Alzheimers Disease Treatment Omega 3s

Omega-3 fatty acids are very concentrated in the brain, and there is evidence to suggest that they may play a role in protecting the brain and supporting proper cognitive function. Scientists are hoping to uncover a solid therapeutic connection between Alzheimer’s and omega-3s.

What Are Omega-3 Fatty Acids?

Omega-3s are essential fatty acids. Your body can’t produce these polyunsaturated fatty acids (PUFAs); you have to obtain them from food sources. Eicosapentaenoic acid (EPA) and docosahexaenoic (DHA) are found primarily in the following cold-water fish (or fish oil supplements):

  • Halibut
  • Herring
  • Lake trout
  • Mackerel
  • Salmon
  • Sardines
  • Tuna.

Dietary sources of alpha-linolenic acid (ALA), another omega-3 fatty acid, include:

  • Dark green leafy vegetables
  • Flaxseed oil
  • Some nuts (such as walnuts and almonds)
  • Some vegetable oils (including soybean oil and pumpkin seed oil).

Omega-6 fatty acids are found in most vegetable oils, poultry and eggs. Doctors recommend eating a diet that contains a 1:1 ratio of omega-6 to omega-3 fatty acids. According to researchers at the University of Maryland, however, the typical North American diet contains up to 25 times more omega-6 fatty acids than omega-3s.

Alzheimer’s and Omega-3s: What’s the Connection?

Omega-3 fatty acids appear to play an important role in cognitive function. Omega-3s are very concentrated in the brain, particularly DHA, which is located in the membranes surrounding nerve cells. Studies on Alzheimer’s and omega-3s suggest that omega-3 fatty acids may slow cognitive decline in some patients with mild Alzheimer’s symptoms. Omega-3 fatty acids appear to accomplish this by:

  • Improving cardiovascular health
  • Protecting the brain’s nerve cell membranes (due to their anti-inflammatory properties)
  • Stimulating stronger connections between neurons in the brain.

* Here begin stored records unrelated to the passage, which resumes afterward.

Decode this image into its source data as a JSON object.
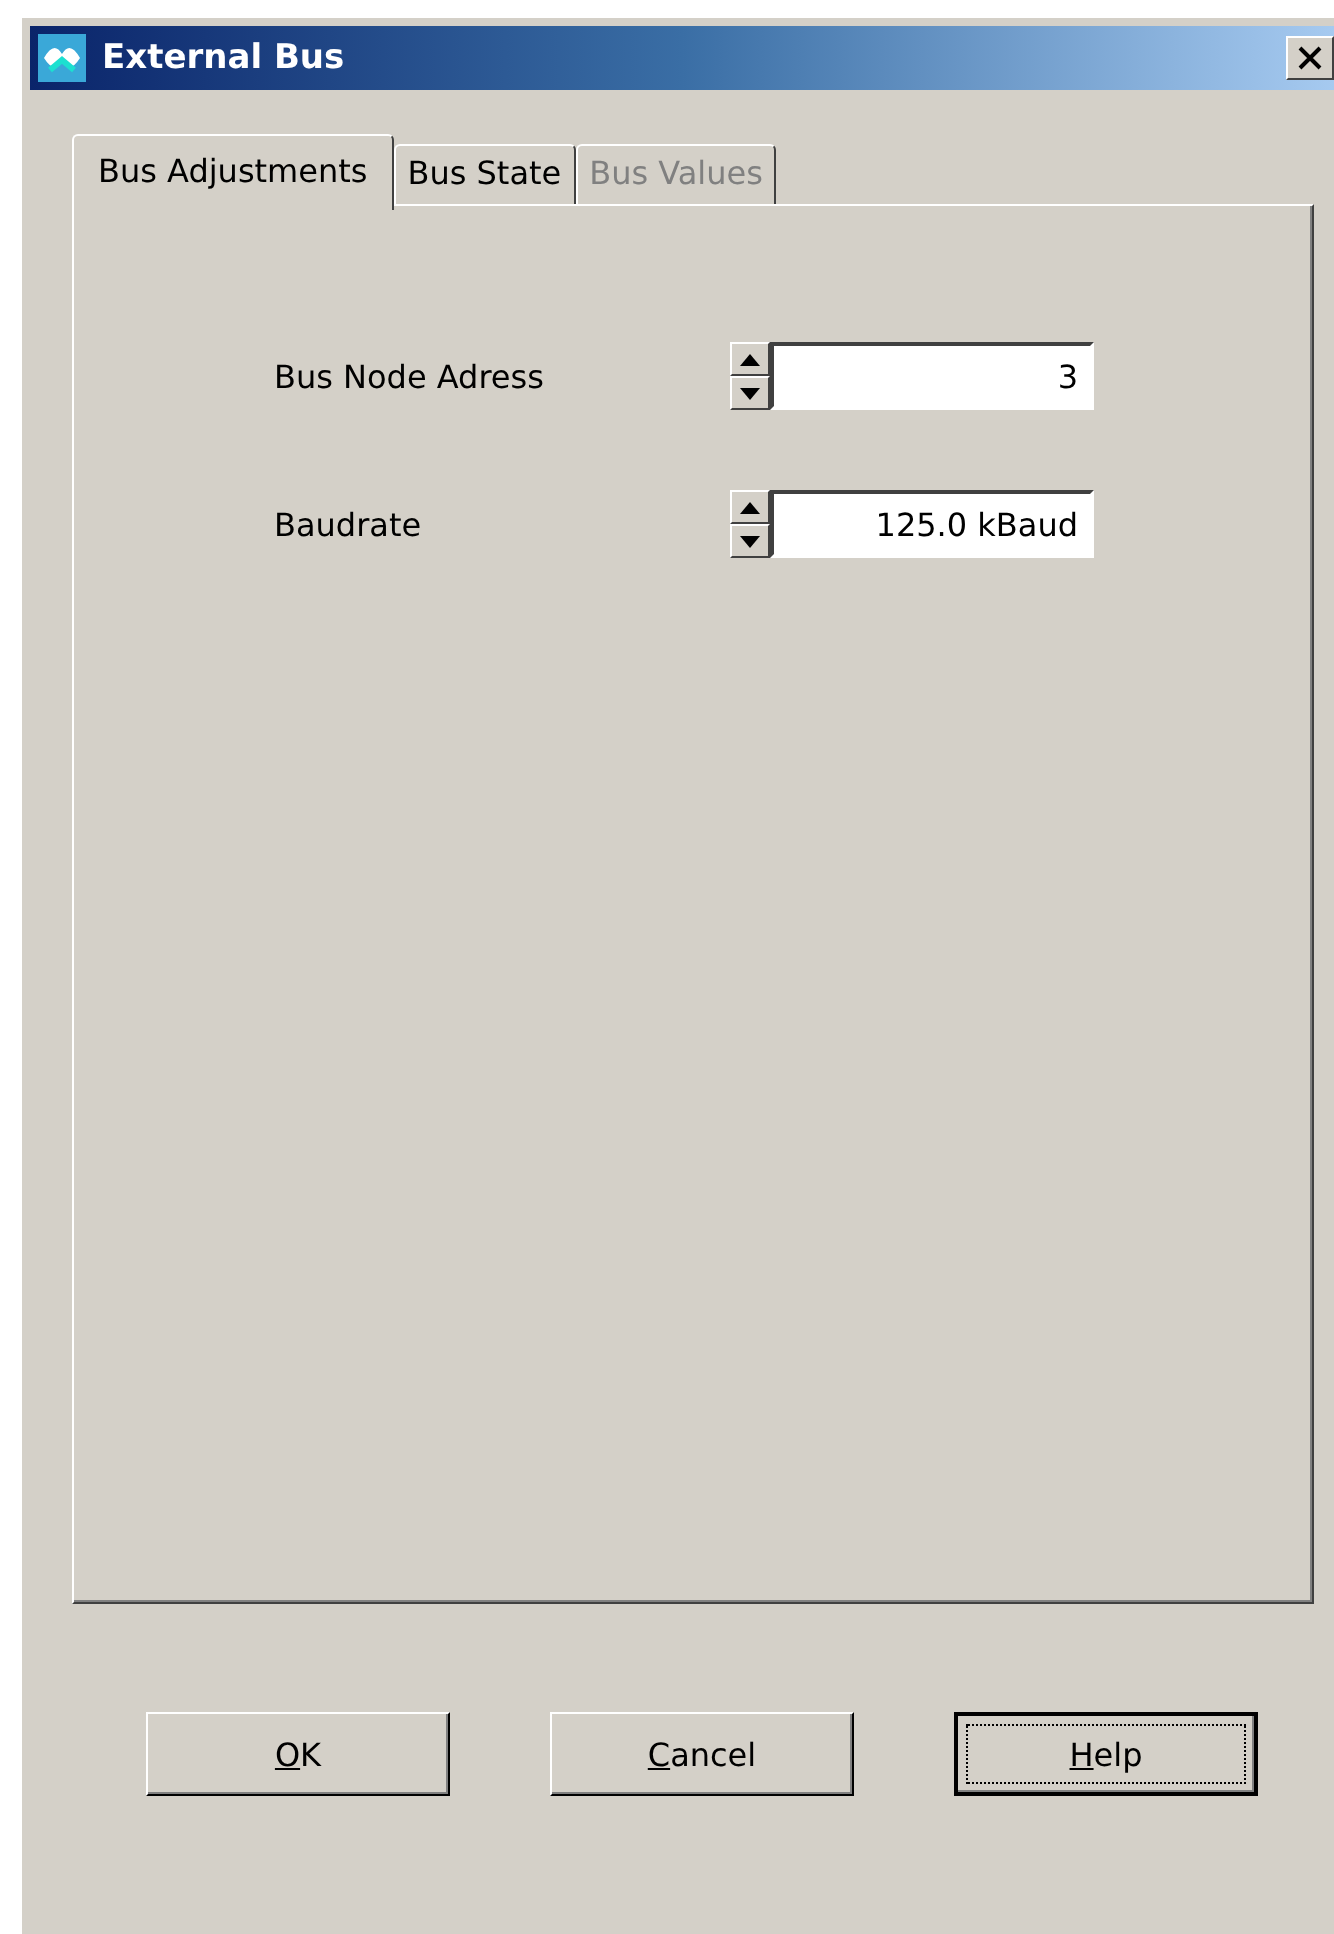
{
  "window": {
    "title": "External Bus"
  },
  "tabs": [
    {
      "label": "Bus Adjustments",
      "selected": true,
      "disabled": false
    },
    {
      "label": "Bus State",
      "selected": false,
      "disabled": false
    },
    {
      "label": "Bus Values",
      "selected": false,
      "disabled": true
    }
  ],
  "fields": [
    {
      "label": "Bus Node Adress",
      "value": "3"
    },
    {
      "label": "Baudrate",
      "value": "125.0 kBaud"
    }
  ],
  "buttons": [
    {
      "label": "OK",
      "focused": false
    },
    {
      "label": "Cancel",
      "focused": false
    },
    {
      "label": "Help",
      "focused": true
    }
  ]
}
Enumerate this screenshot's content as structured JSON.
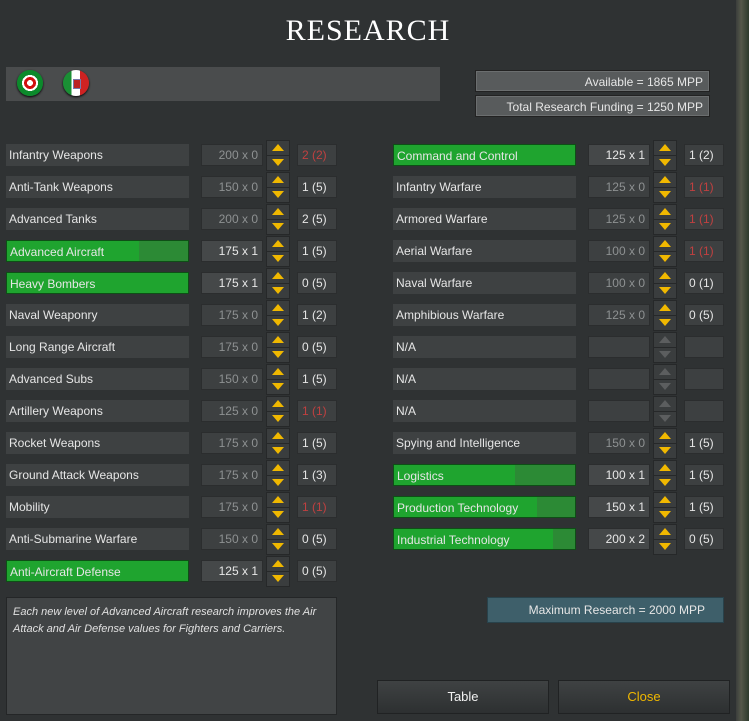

Omega-3 fatty acids do not appear to slow the development of Alzheimer’s symptoms in cases of moderate to severe Alzheimer’s disease.

Prevention of Alzheimer’s and Omega-3s

Omega-3 fatty acids are most effective as part of an overall healthy lifestyle. Certain lifestyle choices can help you lower your risk of developing late-onset Alzheimer’s disease. These include:

  • A healthy, well-balanced diet low in saturated fats
  • Intellectually stimulating activities
  • Regular exercise
  • Social activities.

A Cautionary Word About Omega-3 Oil Supplements

Despite their many health benefits, you should not take omega-3 oil supplements without first consulting your doctor. Omega-3 oil supplements can:

  • Increase fasting blood sugar levels in individuals with diabetes
  • Increase the effects of blood-thinning medications.

Conversely, omega-3 fatty acids may also improve the effectiveness of some medications, such as nonsteroidal anti-inflammatory drugs (NSAIDs) and statins (cholesterol-lowering drugs).

Resources

Alzheimer’s Association. (n.d.) Alternative treatments. Retrieved June 17, 2010, from http://www.alz.org/alzheimers_disease_alternative_treatments.asp#omega.

Ehrlich, S. D. (n.d.) Omega-3 fatty acids. Retrieved June 21, 2010, from http://www.umm.edu/altmed/articles/omega-3-000316.htm.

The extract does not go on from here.